Antonio Coelho era de boa estatura. Tinha os cabellos pretos e corridos os olhos rasgados e humidos. Espadaúdo e anafado, dir-se-hia que esse homem, uma vez sentado, não poderia levantar-se sinão com auxilio de outrem. Nada entretanto encontraria mais a verdade. Posto que macisso de fórmas, era prompto nos movimentos. Sua agilidade tinha o quer que fosse da electricidade. Em seu semblante estavam esparzidos os toques de uma expressão particular que o tornavam atractivo. Usava a palavra com vehemencia e mobilidade que interpretavam brilhantemente os caprichosos raptos e oscillações de seu espirito, umas vezes lento e tardo nas operações, outras franco e arrebatado até á inconveniencia e a temeridade.

— Ha então viveres e dinheiro bastante para serem distribuidos pela gente que eu ajuntar? inquiriu o peixeiro, como quem não queria ainda acreditar na fórmal promessa que acabava de fazer-lhe o negociante.
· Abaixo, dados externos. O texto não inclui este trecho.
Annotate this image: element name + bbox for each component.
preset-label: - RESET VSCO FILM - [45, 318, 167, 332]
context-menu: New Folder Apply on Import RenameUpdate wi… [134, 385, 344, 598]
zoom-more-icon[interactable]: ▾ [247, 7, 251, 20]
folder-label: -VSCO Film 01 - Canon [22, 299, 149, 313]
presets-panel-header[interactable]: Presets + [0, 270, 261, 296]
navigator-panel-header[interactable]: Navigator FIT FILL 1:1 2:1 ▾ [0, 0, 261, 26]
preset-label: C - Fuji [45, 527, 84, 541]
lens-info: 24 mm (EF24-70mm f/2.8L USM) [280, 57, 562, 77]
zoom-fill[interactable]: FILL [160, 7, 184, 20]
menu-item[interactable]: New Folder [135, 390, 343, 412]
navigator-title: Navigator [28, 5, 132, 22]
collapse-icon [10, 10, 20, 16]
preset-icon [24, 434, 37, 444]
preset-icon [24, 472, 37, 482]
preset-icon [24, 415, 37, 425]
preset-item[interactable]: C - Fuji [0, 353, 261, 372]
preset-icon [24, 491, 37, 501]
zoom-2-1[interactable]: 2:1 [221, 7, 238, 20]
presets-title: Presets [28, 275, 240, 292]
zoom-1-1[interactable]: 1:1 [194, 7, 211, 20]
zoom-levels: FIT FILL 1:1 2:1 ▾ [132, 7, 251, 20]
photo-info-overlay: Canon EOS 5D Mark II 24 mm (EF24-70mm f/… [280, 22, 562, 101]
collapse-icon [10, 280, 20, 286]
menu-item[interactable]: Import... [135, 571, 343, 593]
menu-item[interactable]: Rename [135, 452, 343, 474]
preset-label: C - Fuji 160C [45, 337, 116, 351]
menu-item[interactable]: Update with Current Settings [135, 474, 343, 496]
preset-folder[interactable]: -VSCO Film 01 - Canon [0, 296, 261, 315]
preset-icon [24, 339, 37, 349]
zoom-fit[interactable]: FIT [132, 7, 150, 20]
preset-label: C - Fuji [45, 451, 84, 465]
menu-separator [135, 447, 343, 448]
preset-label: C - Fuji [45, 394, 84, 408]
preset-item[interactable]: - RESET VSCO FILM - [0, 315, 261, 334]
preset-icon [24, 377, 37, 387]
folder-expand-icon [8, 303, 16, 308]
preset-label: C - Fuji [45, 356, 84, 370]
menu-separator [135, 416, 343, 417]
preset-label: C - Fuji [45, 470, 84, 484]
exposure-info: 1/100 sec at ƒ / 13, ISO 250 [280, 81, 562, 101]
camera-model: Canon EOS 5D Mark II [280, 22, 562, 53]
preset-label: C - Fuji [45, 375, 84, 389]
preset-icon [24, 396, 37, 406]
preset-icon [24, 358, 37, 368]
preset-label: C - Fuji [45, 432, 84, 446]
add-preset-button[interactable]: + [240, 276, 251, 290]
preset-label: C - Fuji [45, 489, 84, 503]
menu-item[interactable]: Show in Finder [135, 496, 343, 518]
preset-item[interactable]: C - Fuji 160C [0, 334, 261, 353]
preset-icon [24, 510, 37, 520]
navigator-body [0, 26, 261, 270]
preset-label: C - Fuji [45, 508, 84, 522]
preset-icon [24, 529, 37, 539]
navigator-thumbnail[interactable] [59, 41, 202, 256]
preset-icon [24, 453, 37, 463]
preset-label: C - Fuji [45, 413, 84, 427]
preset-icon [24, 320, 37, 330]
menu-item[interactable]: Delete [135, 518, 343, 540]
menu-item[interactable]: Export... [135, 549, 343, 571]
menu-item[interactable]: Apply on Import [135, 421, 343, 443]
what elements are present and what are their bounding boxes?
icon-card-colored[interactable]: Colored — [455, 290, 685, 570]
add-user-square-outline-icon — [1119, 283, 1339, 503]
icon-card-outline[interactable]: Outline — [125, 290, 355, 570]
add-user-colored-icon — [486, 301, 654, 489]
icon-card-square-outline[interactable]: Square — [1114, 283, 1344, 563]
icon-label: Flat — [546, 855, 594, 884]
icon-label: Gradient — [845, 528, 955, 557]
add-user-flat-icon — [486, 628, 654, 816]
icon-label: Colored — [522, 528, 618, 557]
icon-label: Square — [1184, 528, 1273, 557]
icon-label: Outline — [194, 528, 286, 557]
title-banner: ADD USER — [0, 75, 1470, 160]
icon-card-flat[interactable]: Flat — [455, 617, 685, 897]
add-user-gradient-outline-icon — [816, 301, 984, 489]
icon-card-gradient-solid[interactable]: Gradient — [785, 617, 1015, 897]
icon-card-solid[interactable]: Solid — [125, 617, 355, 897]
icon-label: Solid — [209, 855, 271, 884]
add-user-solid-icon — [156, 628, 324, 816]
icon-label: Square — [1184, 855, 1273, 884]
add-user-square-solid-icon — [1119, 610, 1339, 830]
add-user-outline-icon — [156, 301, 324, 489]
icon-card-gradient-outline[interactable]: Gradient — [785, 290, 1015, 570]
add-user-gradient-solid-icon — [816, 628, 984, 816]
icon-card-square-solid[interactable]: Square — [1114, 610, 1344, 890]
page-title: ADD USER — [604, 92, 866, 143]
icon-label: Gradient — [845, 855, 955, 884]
— Ha tudo de que precisares para as mais arriscadas e custosas arremettidas contra a nobreza, disse a com segurança Antonio Coelho, qual si fizesse um juramento solemne. Além disso, acrescentou como por demais, o saque entrará por muito na ordem dos meios de supprir qualquer falta que se não tenha podido prever.

— Eu quero ser franco a vosmecê. Tenho já comigo, não de hoje, mas de ha muito, vinte camaradas valentes e decididos. Se me autoriza a augmentar o numero, dentro de pouco tempo terei uma companhia organizada.

— Autorizo-te a organizares um batalhão. Pagarei a todos o soldo, e a ti aquelle que costumam vencer os coroneis.

— Muito bem, respondeu o Tunda-Cumbe. Pode contar comigo. De hoje a oito dias teremos gente para tomar Goyanna.

— Trata-se não de tomar Goyanna, que nossa é, mas de ir em soccorro dos nossos amigos do Recife, que estão ameaçados de um rigoroso sitio, posto pelos rebeldes de Olinda e das vilas mais proximas.

— Pois sim; é para o que quizer. Sou páo para toda obra.

— Fica pois assentado que de hoje em diante andaremos de acôrdo nesta grande obra.

— Sim, senhor. Está decidido.

— Em caso de necessidade, por quem poderia mandar chamar-te?

— Por Lauriano.

— Podemos confiar nele?

— É um negro interesseiro, que odeia muito os nobres, porque de um delles foi escravo e provou muito bacalháo. Elle sabe onde ha de procurar-me, nos dias em que não costumo vir a villa.

Antonio Coelho deu algumas ordens ao peixeiro, assaz aggradaveis para este, por serem acompanhados de algumaa moedas de prata.

Mettido o dinheiro na algibeira do gibão velho que trazia, o Tunda-Cumbe retirou-se, levando comsigo a convicção de que desde o momento, em que fôra autorizado a acrescentar o seu sequito, era elle tão poderoso chefe sinão mais do que o proprio que a isso o autorizara.